– Вот теперь ты всё знаешь, Аксентий Фролович, – мрачно завершил рассказ о своей беде Влас Пантелеймоныч, – что делать ума не приложу.
Загуба призадумался, потом встал из-за стола, прошёлся начищенными сапогами по кабинету туда-сюда и, остановившись напротив урядника, присел на корточки.
– А давайте сделаем вот что. Донесение исправнику всё равно отписать надо. Так мы и отпишем, и отправим нарочным в Темрюк. Напишем всё, как есть, а про вашего Степана пока писать не будем. Пока там с донесением разберутся, дня два-три пройдёт, а там глядишь, и Степан найдётся. Да к тому же, сами знаете, война. Им там и без нашего дела дел хватает.
Влас Пантелеймоныч приподнял голову и с благодарностью взглянул на Аксентия. В глазах урядника засветились искорки надежды.
– Спасибо тебе, Аксентий Фролович, спасибо. Век не забуду.
– Ну, полноте, полноте Вам страждать. Эка невидаль! Иногородних мужиков порешили. Небось, воры какие-нибудь были, али пуще того – разбойники. Х-ха! Чудны дела твои, Господи! Разбойники разбойников порешили.
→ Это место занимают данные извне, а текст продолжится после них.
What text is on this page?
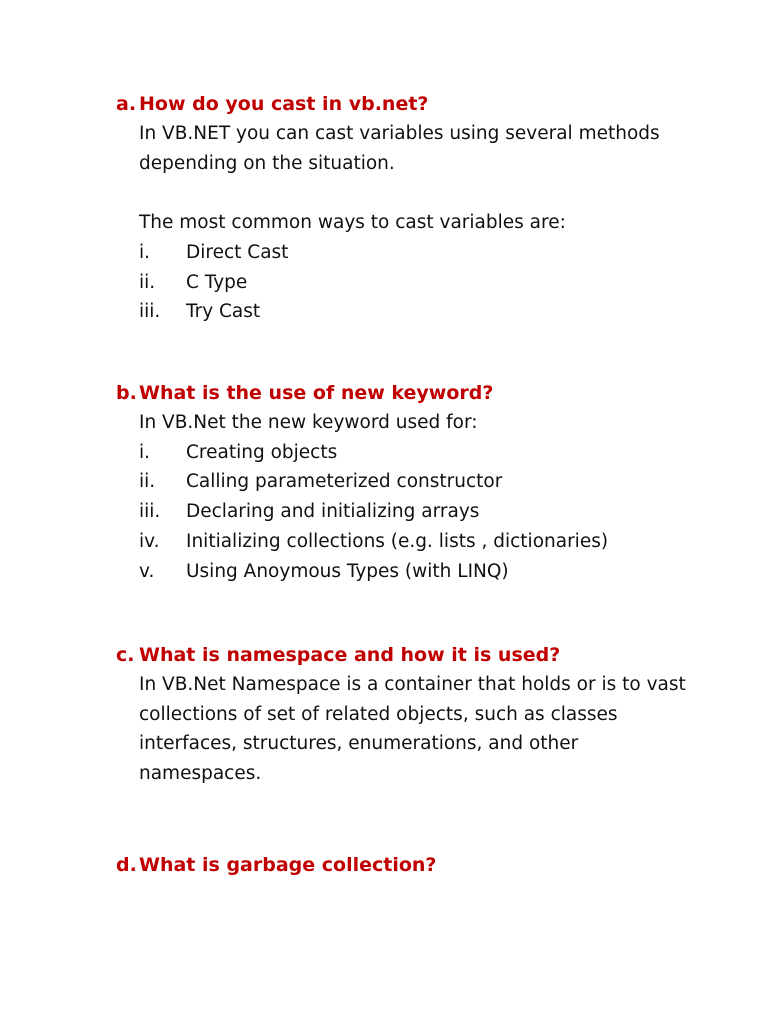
a. How do you cast in vb.net?

In VB.NET you can cast variables using several methods depending on the situation.

The most common ways to cast variables are:

i.	Direct Cast
ii.	C Type
iii.	Try Cast
b. What is the use of new keyword?

In VB.Net the new keyword used for:

i.	Creating objects
ii.	Calling parameterized constructor
iii.	Declaring and initializing arrays
iv.	Initializing collections (e.g. lists , dictionaries)
v.	Using Anoymous Types (with LINQ)
c. What is namespace and how it is used?

In VB.Net Namespace is a container that holds or is to vast collections of set of related objects, such as classes interfaces, structures, enumerations, and other namespaces.

d. What is garbage collection?
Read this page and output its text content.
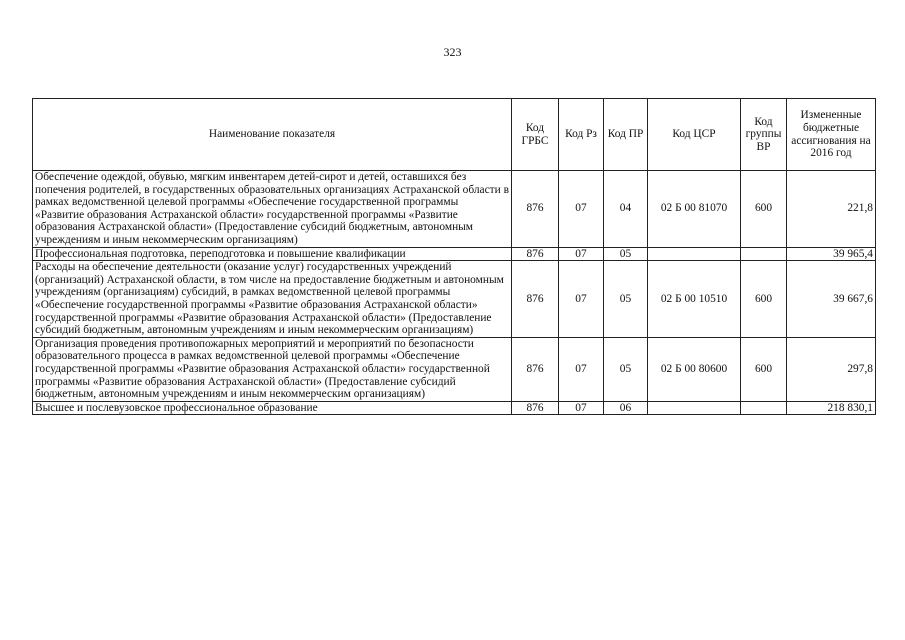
323
Наименование показателя	Код ГРБС	Код Рз	Код ПР	Код ЦСР	Код группы ВР	Измененные бюджетные ассигнования на 2016 год

Обеспечение одеждой, обувью, мягким инвентарем детей-сирот и детей, оставшихся без попечения родителей, в государственных образовательных организациях Астраханской области в рамках ведомственной целевой программы «Обеспечение государственной программы «Развитие образования Астраханской области» государственной программы «Развитие образования Астраханской области» (Предоставление субсидий бюджетным, автономным учреждениям и иным некоммерческим организациям)	876	07	04	02 Б 00 81070	600	221,8
Профессиональная подготовка, переподготовка и повышение квалификации	876	07	05			39 965,4
Расходы на обеспечение деятельности (оказание услуг) государственных учреждений (организаций) Астраханской области, в том числе на предоставление бюджетным и автономным учреждениям (организациям) субсидий, в рамках ведомственной целевой программы «Обеспечение государственной программы «Развитие образования Астраханской области» государственной программы «Развитие образования Астраханской области» (Предоставление субсидий бюджетным, автономным учреждениям и иным некоммерческим организациям)	876	07	05	02 Б 00 10510	600	39 667,6
Организация проведения противопожарных мероприятий и мероприятий по безопасности образовательного процесса в рамках ведомственной целевой программы «Обеспечение государственной программы «Развитие образования Астраханской области» государственной программы «Развитие образования Астраханской области» (Предоставление субсидий бюджетным, автономным учреждениям и иным некоммерческим организациям)	876	07	05	02 Б 00 80600	600	297,8
Высшее и послевузовское профессиональное образование	876	07	06			218 830,1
Загуба вновь сел за стол, взял лист бумаги, придвинул ближе чернила и стал писать «Донесение». Набросав несколько строк, прочёл и, подумав, скомкал лист. Так повторилось ещё несколько раз, пока наконец-то написанное ему понравилось. Он взял ещё один лист и переписал «Донесение» начисто, и не показывая его уряднику, положил в стопку вместе с другими документами, а черновики, скатав ладонями в шарики, кинул в ведро. Затем достал из шкафа лист серой жёсткой бумаги и аккуратно завернул в неё всю стопку документов. Получился пакет похожий на тонкую небольшую книгу. Разогрев над пламенем свечи кусок сургуча, Аксентий скрепил им пакет и поставил станичную печать. Встав из-за стола, он с пакетом направился к выходу.
– Василий! – позвал он, не дойдя до двери.
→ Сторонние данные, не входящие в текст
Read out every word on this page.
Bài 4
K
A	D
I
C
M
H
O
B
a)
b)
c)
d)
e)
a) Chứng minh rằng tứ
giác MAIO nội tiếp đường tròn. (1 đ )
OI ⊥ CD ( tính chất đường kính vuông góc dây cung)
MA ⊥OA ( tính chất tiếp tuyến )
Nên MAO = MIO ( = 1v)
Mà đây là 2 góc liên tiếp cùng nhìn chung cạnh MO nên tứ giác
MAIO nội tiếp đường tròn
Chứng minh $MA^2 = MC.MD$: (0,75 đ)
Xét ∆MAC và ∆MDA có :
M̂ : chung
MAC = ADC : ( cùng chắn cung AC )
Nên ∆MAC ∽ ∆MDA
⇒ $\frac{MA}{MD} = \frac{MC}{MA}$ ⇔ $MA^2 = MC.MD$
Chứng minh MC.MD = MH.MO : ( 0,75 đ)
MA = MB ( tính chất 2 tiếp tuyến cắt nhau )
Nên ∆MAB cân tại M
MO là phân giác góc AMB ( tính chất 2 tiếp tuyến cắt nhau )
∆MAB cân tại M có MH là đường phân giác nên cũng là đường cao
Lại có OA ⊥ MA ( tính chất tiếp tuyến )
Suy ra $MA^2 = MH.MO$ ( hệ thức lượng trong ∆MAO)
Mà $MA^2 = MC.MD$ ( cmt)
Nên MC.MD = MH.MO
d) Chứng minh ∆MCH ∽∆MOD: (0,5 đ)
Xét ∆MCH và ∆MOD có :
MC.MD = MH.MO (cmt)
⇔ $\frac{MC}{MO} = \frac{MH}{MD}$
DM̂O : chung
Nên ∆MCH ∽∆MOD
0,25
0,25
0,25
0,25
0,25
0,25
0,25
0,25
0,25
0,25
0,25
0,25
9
Створка двери открылась, и на пороге появился дежурный казак.
– А Василий где?
Казак потупился.
– Где Василий спрашиваю?!
– Так он это… сказал, что проголодался и уехал домой. Что скоро будет…
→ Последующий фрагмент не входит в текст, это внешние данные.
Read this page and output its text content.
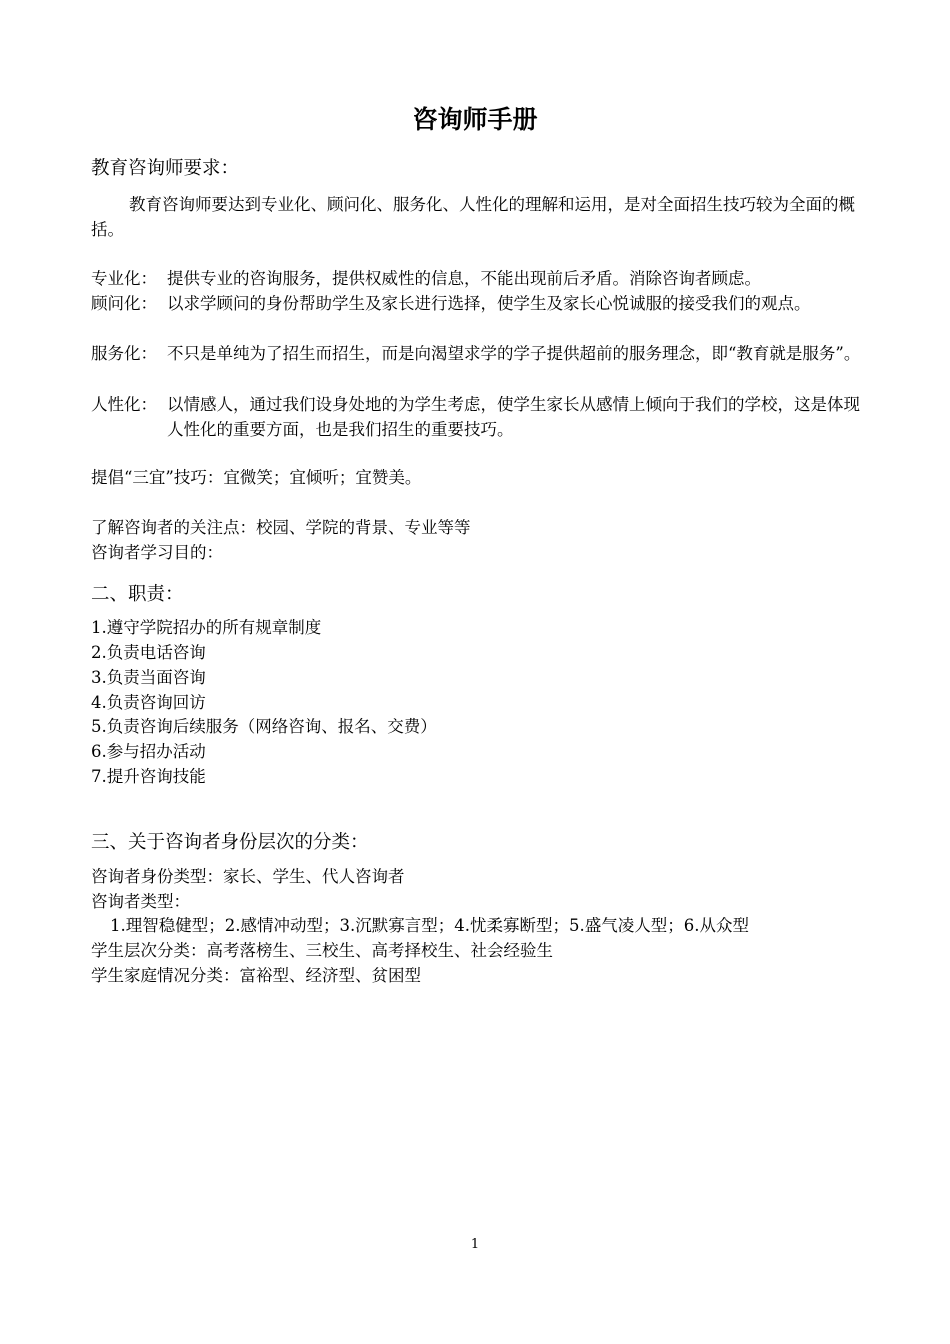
咨询师手册
教育咨询师要求：
教育咨询师要达到专业化、顾问化、服务化、人性化的理解和运用，是对全面招生技巧较为全面的概括。
专业化： 提供专业的咨询服务，提供权威性的信息，不能出现前后矛盾。消除咨询者顾虑。
顾问化： 以求学顾问的身份帮助学生及家长进行选择，使学生及家长心悦诚服的接受我们的观点。
服务化： 不只是单纯为了招生而招生，而是向渴望求学的学子提供超前的服务理念，即“教育就是服务”。
人性化： 以情感人，通过我们设身处地的为学生考虑，使学生家长从感情上倾向于我们的学校，这是体现人性化的重要方面，也是我们招生的重要技巧。
提倡“三宜”技巧：宜微笑；宜倾听；宜赞美。
了解咨询者的关注点：校园、学院的背景、专业等等
咨询者学习目的：
二、职责：
1.遵守学院招办的所有规章制度
2.负责电话咨询
3.负责当面咨询
4.负责咨询回访
5.负责咨询后续服务（网络咨询、报名、交费）
6.参与招办活动
7.提升咨询技能
三、关于咨询者身份层次的分类：
咨询者身份类型：家长、学生、代人咨询者
咨询者类型：
1.理智稳健型；2.感情冲动型；3.沉默寡言型；4.忧柔寡断型；5.盛气凌人型；6.从众型
学生层次分类：高考落榜生、三校生、高考择校生、社会经验生
学生家庭情况分类：富裕型、经济型、贫困型
1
– Ладно. Как только вернётся, пусть зайдёт.
– Вот шалопай, – возвращаясь за стол, возмущался Аксентий Фролович и, видя недоумевающий вопросительный взгляд урядника, пояснил:
– Сын это мой старшенький – Вася. В сажень ростом вымахал, а ума… ну, ни на грош. В кого только такой вдался?
– Да, да… дети, – думая о своём, ответил невпопад Влас Пантелеймоныч.
Разговор не складывался, и молчание затянулось.
– А не выпить ли нам домашнего винца? – вдруг предложил Аксентий, чтобы хоть как-то разрядить возникшее напряжение, и подхватился с места.
– Вам что лучше, «сливовочки» или «вишнёвой»? – спросил он урядника, открывая дверцу шкафчика.
Урядника передёрнуло. Пить не хотелось, и отказать не мог. Неудобно.
– А, всё равно, что уж там огород городить? Давай, что покрепче.
– Значит, «вишнёвой». А покрепче по скудости нашей не держим. Но у меня и «вишнёвая» будь здоров. Сам делал.
Загуба достал из шкафа графин с тёмно-бордовой жидкостью и поставил его о край стола. Затем аккуратно сложил бумаги на противоположный край, до самого окна и начал опять рыться в шкафу. Достал две глиняных чашки и низку вяленой рыбы – тараньки. Правда, на низке целыми были только три небольших рыбёшки, а то всё лишь головки – остатки от прежней трапезы, зато «вишнёвки» полный графин.
А на улице солнышко уже приподнялось и пригревало, сушило землю, отражалось, как в зеркале, в стоящих то тут, то там наполненных дождевой водой лужах. Людей не было видно – все от мала до велика трудились во дворах.